Step 2: Writing the RPM Calculation Code
Let’s write the Arduino code to perform this calculation. We’ll build on the encoder-reading sketch from Session 7. The strategy is to measure how many ticks have passed over a fixed time interval and use that rate to calculate the RPM.
Copy the following code into your Arduino IDE. Make sure to change the TICKS_PER_MOTOR_REV
and GEAR_RATIO
values to match the specifications of your motors.
C++
// --- Pin Definitions for Front-Left Encoder ---
#define ENCODER_A 21 // Must be an interrupt pin
#define ENCODER_B 20 // Must be an interrupt pin
// --- Hardware Constants ---
// CHANGE THESE VALUES TO MATCH YOUR MOTOR AND GEARBOX
const float TICKS_PER_MOTOR_REV = 28.0;
const float GEAR_RATIO = 30.21;
const float TICKS_PER_WHEEL_REV = TICKS_PER_MOTOR_REV * GEAR_RATIO;
// A 'volatile' variable can be changed by an interrupt
volatile long encoder_ticks = 0;
// Variables for RPM calculation
long previous_ticks = 0;
unsigned long previous_time_us = 0;
float motor_rpm = 0.0;
// Interrupt Service Routine (ISR)
void readEncoder() {
// Read the state of the other encoder pin to determine direction
int b = digitalRead(ENCODER_B);
if (b > 0) {
encoder_ticks++;
} else {
encoder_ticks--;
}
}
void setup() {
Serial.begin(115200); // Use a faster baud rate for more data
Serial.println("RPM Calculator");
pinMode(ENCODER_A, INPUT_PULLUP);
pinMode(ENCODER_B, INPUT_PULLUP);
attachInterrupt(digitalPinToInterrupt(ENCODER_A), readEncoder, CHANGE);
previous_time_us = micros();
}
void loop() {
// Calculate RPM every 100 milliseconds
if (micros() - previous_time_us >= 100000) {
// --- RPM Calculation ---
// 1. Get the current tick count and time
long current_ticks = encoder_ticks;
unsigned long current_time_us = micros();
// 2. Calculate the change in ticks and time
long delta_ticks = current_ticks - previous_ticks;
unsigned long delta_time_us = current_time_us - previous_time_us;
// 3. Calculate ticks per second
// (delta_ticks / delta_time_us) gives ticks per microsecond.

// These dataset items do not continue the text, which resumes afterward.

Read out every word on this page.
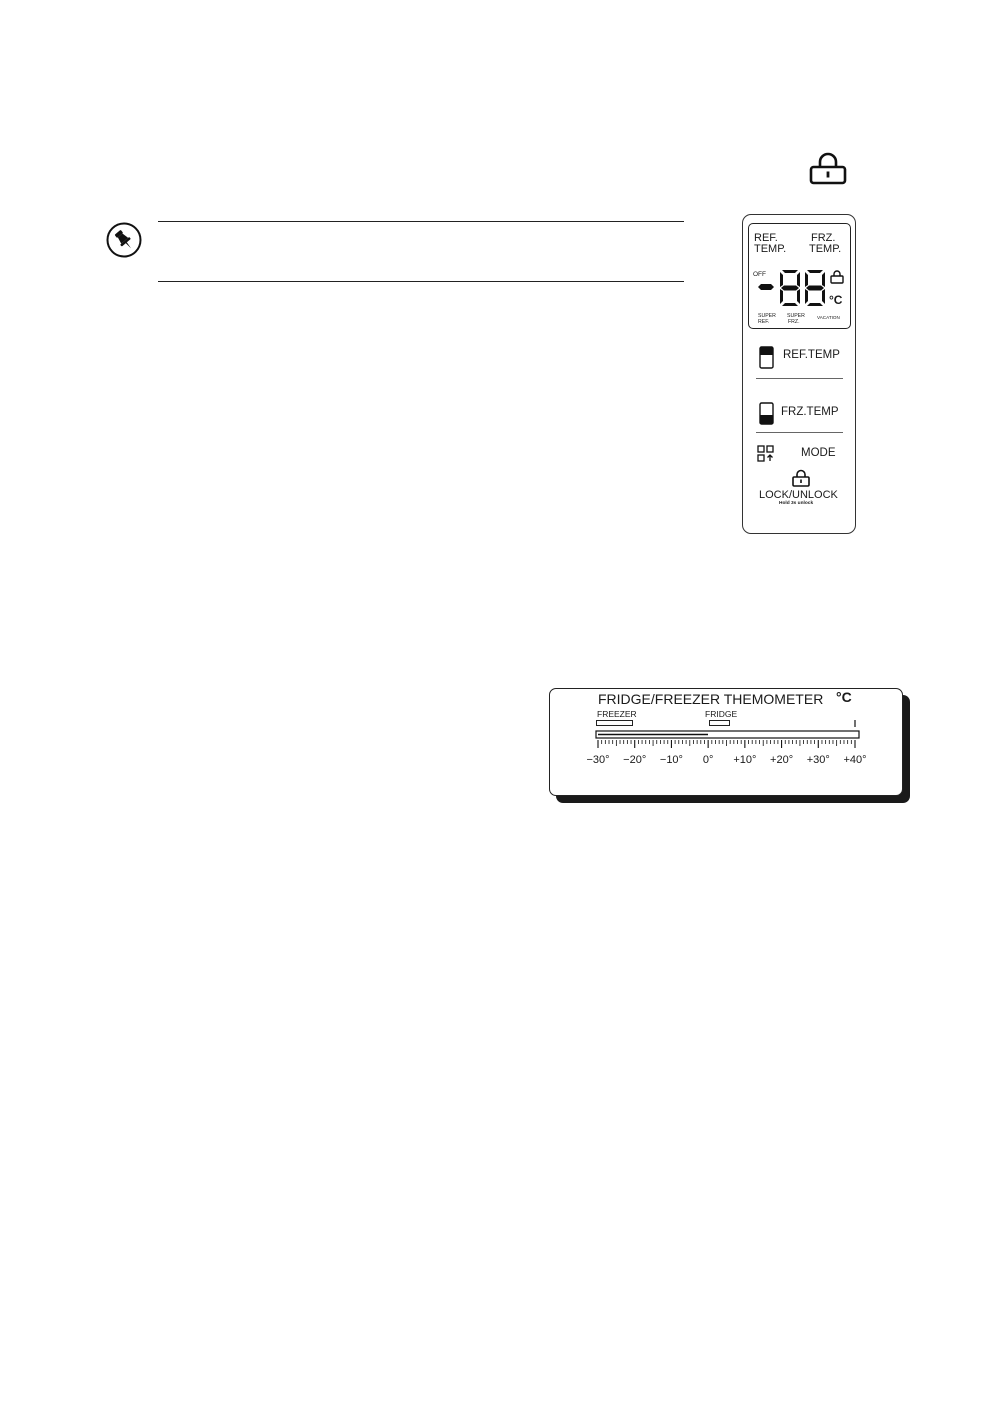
REF.
TEMP.
FRZ.
TEMP.
OFF
°C
SUPER
REF.
SUPER
FRZ.
VACATION
REF.TEMP
FRZ.TEMP
MODE
LOCK/UNLOCK
Hold 3s unlock
FRIDGE/FREEZER THEMOMETER °C
FREEZER	FRIDGE
−30° −20° −10° 0° +10° +20° +30° +40°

// Multiply by 1,000,000 to get ticks per second.
float ticks_per_second = (float)delta_ticks / (float)delta_time_us * 1000000.0;
// 4. Calculate revolutions per minute (RPM)

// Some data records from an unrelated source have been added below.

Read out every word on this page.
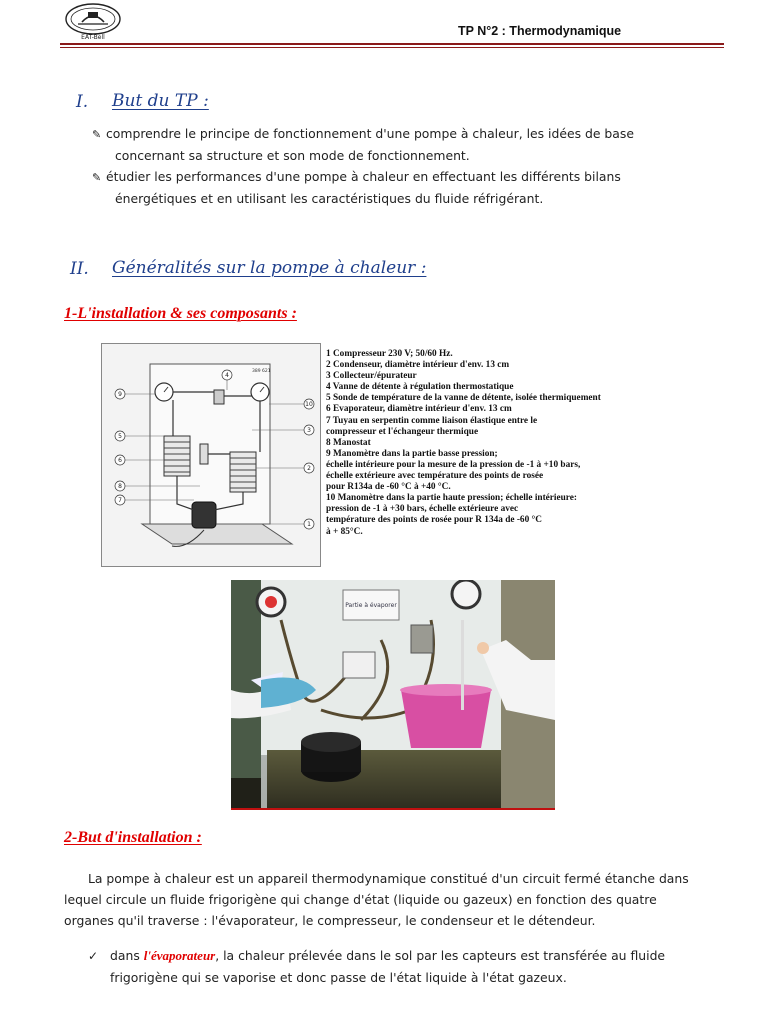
EAT-Bell	TP N°2 : Thermodynamique
I. But du TP :
✎ comprendre le principe de fonctionnement d'une pompe à chaleur, les idées de base
concernant sa structure et son mode de fonctionnement.
✎ étudier les performances d'une pompe à chaleur en effectuant les différents bilans
énergétiques et en utilisant les caractéristiques du fluide réfrigérant.
II. Généralités sur la pompe à chaleur :
1-L'installation & ses composants :
389 621
9
5
6
8
7
4
10
3
2
1
1 Compresseur 230 V; 50/60 Hz.
2 Condenseur, diamètre intérieur d'env. 13 cm
3 Collecteur/épurateur
4 Vanne de détente à régulation thermostatique
5 Sonde de température de la vanne de détente, isolée thermiquement
6 Evaporateur, diamètre intérieur d'env. 13 cm
7 Tuyau en serpentin comme liaison élastique entre le
compresseur et l'échangeur thermique
8 Manostat
9 Manomètre dans la partie basse pression;
échelle intérieure pour la mesure de la pression de -1 à +10 bars,
échelle extérieure avec température des points de rosée
pour R134a de -60 °C à +40 °C.
10 Manomètre dans la partie haute pression; échelle intérieure:
pression de -1 à +30 bars, échelle extérieure avec
température des points de rosée pour R 134a de -60 °C
à + 85°C.
Partie à évaporer
2-But d'installation :
La pompe à chaleur est un appareil thermodynamique constitué d'un circuit fermé étanche dans
lequel circule un fluide frigorigène qui change d'état (liquide ou gazeux) en fonction des quatre
organes qu'il traverse : l'évaporateur, le compresseur, le condenseur et le détendeur.
✓ dans l'évaporateur, la chaleur prélevée dans le sol par les capteurs est transférée au fluide
frigorigène qui se vaporise et donc passe de l'état liquide à l'état gazeux.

// (ticks_per_second / TICKS_PER_WHEEL_REV) gives revolutions per second.
// Multiply by 60 to get revolutions per minute.
motor_rpm = (ticks_per_second / TICKS_PER_WHEEL_REV) * 60.0;
// --- Update state for the next calculation ---
previous_ticks = current_ticks;
previous_time_us = current_time_us;
// Print the calculated RPM
Serial.print("RPM: ");
Serial.println(motor_rpm);
}
}
Step 3: Testing and Verification
Upload this code to your robot. Open the Serial Monitor (Tools > Serial Monitor
) and make sure the baud rate is set to 115200.

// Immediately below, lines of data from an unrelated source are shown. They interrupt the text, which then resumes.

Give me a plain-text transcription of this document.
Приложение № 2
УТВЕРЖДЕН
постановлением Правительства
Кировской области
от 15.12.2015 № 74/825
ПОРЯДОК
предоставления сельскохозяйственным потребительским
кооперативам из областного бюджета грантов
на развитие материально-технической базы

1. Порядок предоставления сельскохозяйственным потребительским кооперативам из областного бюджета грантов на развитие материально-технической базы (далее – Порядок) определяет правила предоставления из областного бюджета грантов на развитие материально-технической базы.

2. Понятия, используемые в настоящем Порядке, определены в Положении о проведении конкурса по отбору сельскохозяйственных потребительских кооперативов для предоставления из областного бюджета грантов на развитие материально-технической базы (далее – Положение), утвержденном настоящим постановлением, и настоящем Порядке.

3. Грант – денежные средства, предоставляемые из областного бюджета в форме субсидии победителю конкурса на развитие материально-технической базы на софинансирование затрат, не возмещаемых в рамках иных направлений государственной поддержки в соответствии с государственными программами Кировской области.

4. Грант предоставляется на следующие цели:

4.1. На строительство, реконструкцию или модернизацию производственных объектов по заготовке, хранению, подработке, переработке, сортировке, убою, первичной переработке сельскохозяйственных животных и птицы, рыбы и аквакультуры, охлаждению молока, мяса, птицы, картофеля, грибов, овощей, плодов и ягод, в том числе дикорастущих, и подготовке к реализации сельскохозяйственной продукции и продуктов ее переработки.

Now, spin the front-left wheel by hand. You should see the RPM value printed to the monitor.
- Spin it slowly, and you should see a low RPM value.
- Spin it quickly, and the RPM value should increase.
- Spin it in the opposite direction, and you should see a negative RPM value.
This confirms our logic is working! The robot can now quantify its own speed. Measuring over a fixed interval (like the 100ms in our code) helps to smooth out the readings and avoid noisy data that can result from measuring over very short time periods. 3
What’s Next?
This session was the final, crucial piece of the puzzle. We now have everything we need for a true closed-loop system:
- A Goal: We can define a target speed, like
target_rpm = 100.0;
- A Measurement: Our code now calculates the
actual_rpm
. - The Error: We can find the difference:
error = target_rpm - actual_rpm;
This error signal is the fuel for our PID controller. In our next session, we will finally combine the theory from Session 3 with the practical code from the last few sessions. We will write the full PID control loop that takes this error and automatically adjusts the motor’s power to make it hit and maintain our target speed, no matter the disturbances. It’s time to close the loop.